Identification of microRNA 885-5p as a novel regulator of tumor metastasis by targeting CPEB2 in colorectal cancer

• Published in: Oncotarget Vol. 8; no. 16; pp. 26858 - 26870
• Main Authors: Lam, Colin Siu-Chi, Ng, Lui, Chow, Ariel Ka-Man, Wan, Timothy Ming-Hun, Yau, Simon, Cheng, Nathan Shiu-Man, Wong, Sunny Kit-Man, Man, Johnny Hon-Wai, Lo, Oswens Siu-Hung, Foo, Dominic Chi-Chung, Poon, Jensen Tung-Chung, Pang, Roberta Wen-Chi, Law, Wai-Lun
• Format: Journal Article
• Language: English
• Published: United States Impact Journals LLC 18.04.2017
• Subjects: 3' Untranslated Regions; Animals; Cell Line, Tumor; Cell Movement - genetics; Colorectal Neoplasms - genetics; Colorectal Neoplasms - pathology; Cytoskeleton - metabolism; Disease Models, Animal; Epithelial-Mesenchymal Transition - genetics; Gene Expression Regulation, Neoplastic; Heterografts; Humans; Liver Neoplasms - secondary; Male; Mice; MicroRNAs - genetics; Neoplasm Metastasis; Neoplasm Staging; Research Paper; RNA Interference; RNA-Binding Proteins - genetics; liver metastasis; CRC; CPEB2; EMT; miR-885-5p
• ISSN: 1949-2553; 1949-2553
• DOI: 10.18632/oncotarget.15844

Colorectal cancer is the third most common cancer in the world and liver is the most frequent site of distant metastasis with poor prognosis.

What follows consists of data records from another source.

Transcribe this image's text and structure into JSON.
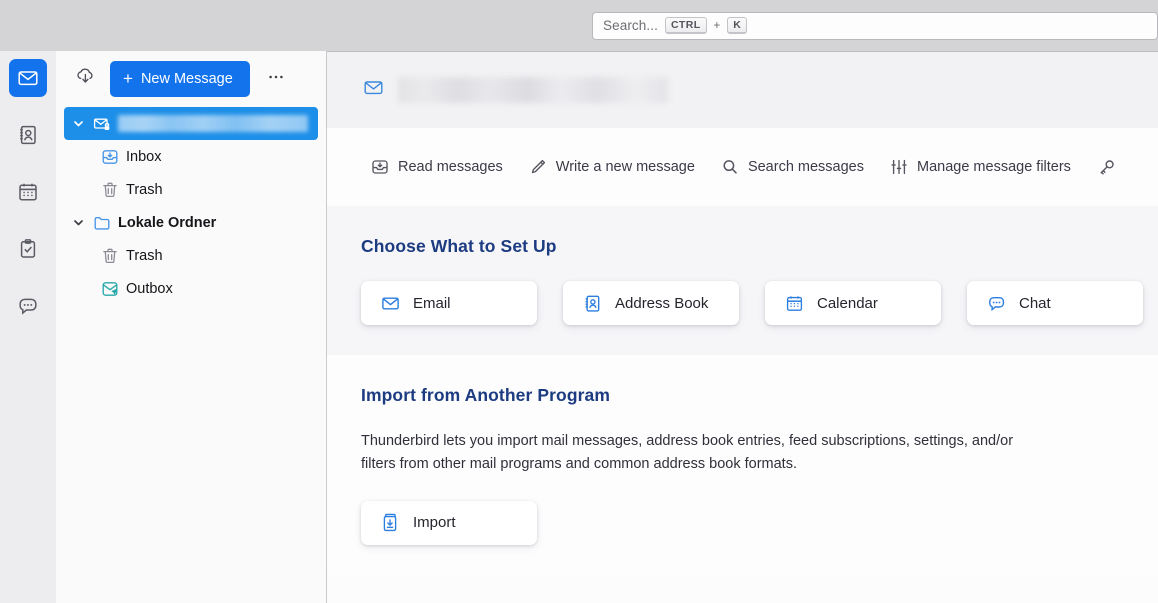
{
  "window": {
    "app": "Thunderbird",
    "titlebar_bg": "#d4d4d7"
  },
  "search": {
    "placeholder": "Search...",
    "shortcut_mod": "CTRL",
    "shortcut_plus": "+",
    "shortcut_key": "K"
  },
  "rail": {
    "items": [
      {
        "name": "mail",
        "label": "Mail",
        "icon": "envelope-icon",
        "active": true
      },
      {
        "name": "address-book",
        "label": "Address Book",
        "icon": "address-book-icon",
        "active": false
      },
      {
        "name": "calendar",
        "label": "Calendar",
        "icon": "calendar-icon",
        "active": false
      },
      {
        "name": "tasks",
        "label": "Tasks",
        "icon": "clipboard-check-icon",
        "active": false
      },
      {
        "name": "chat",
        "label": "Chat",
        "icon": "chat-bubble-icon",
        "active": false
      }
    ]
  },
  "folderpane": {
    "get_messages_icon": "cloud-download-icon",
    "new_message_label": "New Message",
    "new_message_plus": "+",
    "more_label": "…",
    "tree": [
      {
        "label": "",
        "redacted": true,
        "icon": "secure-mail-icon",
        "twisty": "chevron-down",
        "selected": true,
        "indent": 0,
        "bold": false
      },
      {
        "label": "Inbox",
        "redacted": false,
        "icon": "inbox-icon",
        "twisty": "",
        "selected": false,
        "indent": 1,
        "bold": false
      },
      {
        "label": "Trash",
        "redacted": false,
        "icon": "trash-icon",
        "twisty": "",
        "selected": false,
        "indent": 1,
        "bold": false
      },
      {
        "label": "Lokale Ordner",
        "redacted": false,
        "icon": "folder-icon",
        "twisty": "chevron-down",
        "selected": false,
        "indent": 0,
        "bold": true
      },
      {
        "label": "Trash",
        "redacted": false,
        "icon": "trash-icon",
        "twisty": "",
        "selected": false,
        "indent": 1,
        "bold": false
      },
      {
        "label": "Outbox",
        "redacted": false,
        "icon": "outbox-icon",
        "twisty": "",
        "selected": false,
        "indent": 1,
        "bold": false
      }
    ]
  },
  "account_header": {
    "icon": "envelope-icon",
    "name_redacted": true,
    "name": ""
  },
  "toolbar": {
    "links": [
      {
        "label": "Read messages",
        "icon": "inbox-icon"
      },
      {
        "label": "Write a new message",
        "icon": "pencil-icon"
      },
      {
        "label": "Search messages",
        "icon": "search-icon"
      },
      {
        "label": "Manage message filters",
        "icon": "filters-icon"
      },
      {
        "label": "",
        "icon": "key-icon"
      }
    ]
  },
  "setup_section": {
    "title": "Choose What to Set Up",
    "cards": [
      {
        "label": "Email",
        "icon": "envelope-icon"
      },
      {
        "label": "Address Book",
        "icon": "address-book-icon"
      },
      {
        "label": "Calendar",
        "icon": "calendar-icon"
      },
      {
        "label": "Chat",
        "icon": "chat-bubble-icon"
      }
    ]
  },
  "import_section": {
    "title": "Import from Another Program",
    "description": "Thunderbird lets you import mail messages, address book entries, feed subscriptions, settings, and/or filters from other mail programs and common address book formats.",
    "cards": [
      {
        "label": "Import",
        "icon": "import-icon"
      }
    ]
  },
  "colors": {
    "accent": "#1373ec",
    "selection": "#1e8fe8",
    "heading": "#1c3b80",
    "card_icon": "#2a7ee0"
  }
}
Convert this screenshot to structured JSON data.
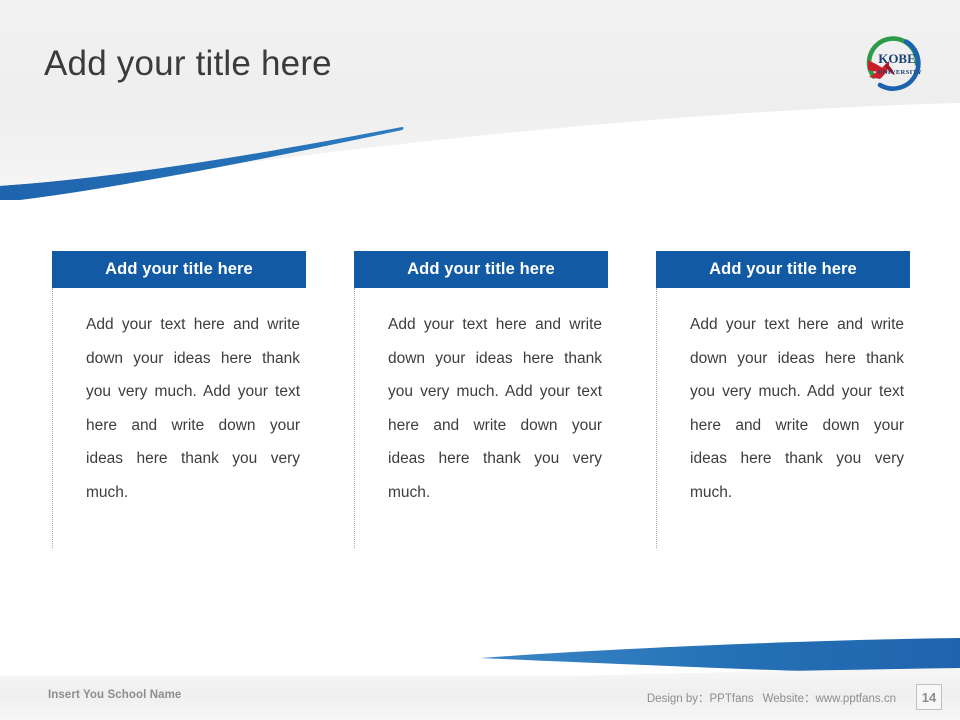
{
  "slide": {
    "title": "Add your title here",
    "page_number": "14",
    "accent_color": "#125AA3",
    "title_color": "#3b3b3b",
    "footer_text_color": "#8d8d8d"
  },
  "logo": {
    "name": "kobe-university-logo",
    "line1": "KOBE",
    "line2": "UNIVERSITY",
    "green": "#2e9b48",
    "blue": "#1b63ad",
    "red": "#c8202c",
    "text_color": "#1b3f72"
  },
  "cards": [
    {
      "header": "Add your title here",
      "body": "Add your text here and write down your ideas here thank you very much. Add your text here and write down your ideas here thank you very much."
    },
    {
      "header": "Add your title here",
      "body": "Add your text here and write down your ideas here thank you very much. Add your text here and write down your ideas here thank you very much."
    },
    {
      "header": "Add your title here",
      "body": "Add your text here and write down your ideas here thank you very much. Add your text here and write down your ideas here thank you very much."
    }
  ],
  "footer": {
    "school_name": "Insert You School Name",
    "design_by_label": "Design by：PPTfans",
    "website_label": "Website：www.pptfans.cn"
  }
}
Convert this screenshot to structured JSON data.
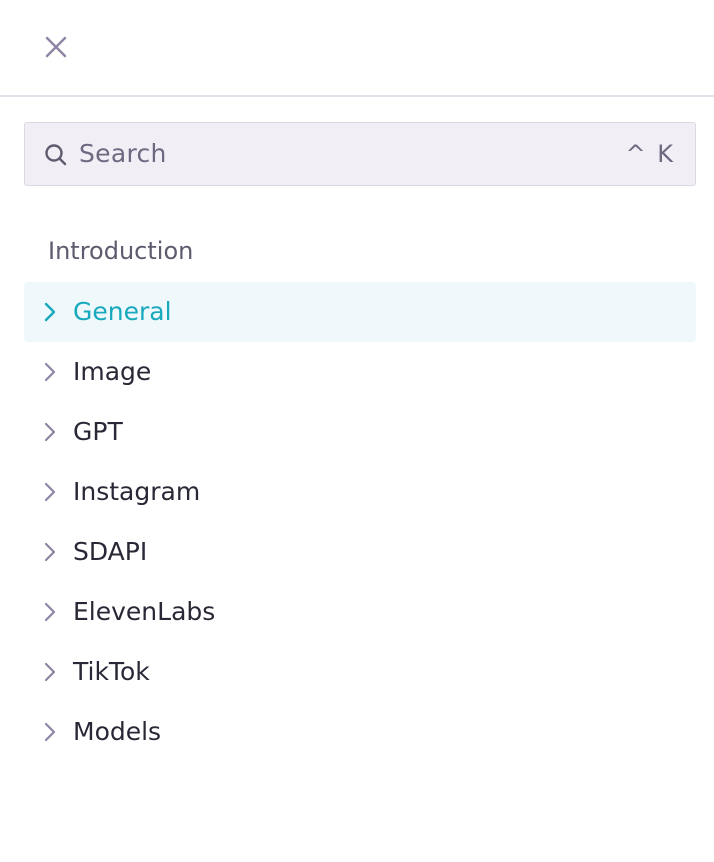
{
  "header": {
    "close_icon": "close-icon"
  },
  "search": {
    "label": "Search",
    "shortcut": "^ K",
    "icon": "search-icon"
  },
  "sidebar": {
    "section_title": "Introduction",
    "items": [
      {
        "label": "General",
        "active": true
      },
      {
        "label": "Image",
        "active": false
      },
      {
        "label": "GPT",
        "active": false
      },
      {
        "label": "Instagram",
        "active": false
      },
      {
        "label": "SDAPI",
        "active": false
      },
      {
        "label": "ElevenLabs",
        "active": false
      },
      {
        "label": "TikTok",
        "active": false
      },
      {
        "label": "Models",
        "active": false
      }
    ]
  },
  "colors": {
    "accent": "#18a9bd",
    "active_bg": "#eff8fa",
    "icon_muted": "#8e84a3",
    "text": "#2a2836"
  }
}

The aim of this study is to investigate microRNAs leading to liver metastasis. We applied microarray analysis and quantitative PCR to identify and validate dysregulated miRNAs in liver metastases when compared to primary CRCs. Functional significance and the underlying molecular mechanism of selected miRNA was demonstrated by a series of in vitro and in vivo assays. Our microarray analysis and subsequent quantitative PCR validation revealed that miR-885-5p was strongly up-regulated in liver metastases and in CRC cell-lines derived from distant metastases. Overexpression of miR-885-5p significantly induced cell migration, cell invasion, formation of stress fibre in vitro and development of liver and lung metastases in vivo. MiR-885-5p induced metastatic potential of CRC by repressing cytoplasmic polyadenylation element binding protein 2 transcription through directly binding to two binding sites on its 3' untranslated region, and consequently led to up-regulation of TWIST1 and hence epithelial-mesenchymal transition. Our findings demonstrated the overexpression of miR-885-5p in liver metastasis and its roles in inducing CRC metastasis, potentiating development of miR-885-5p inhibitor to treat advanced CRC in the future.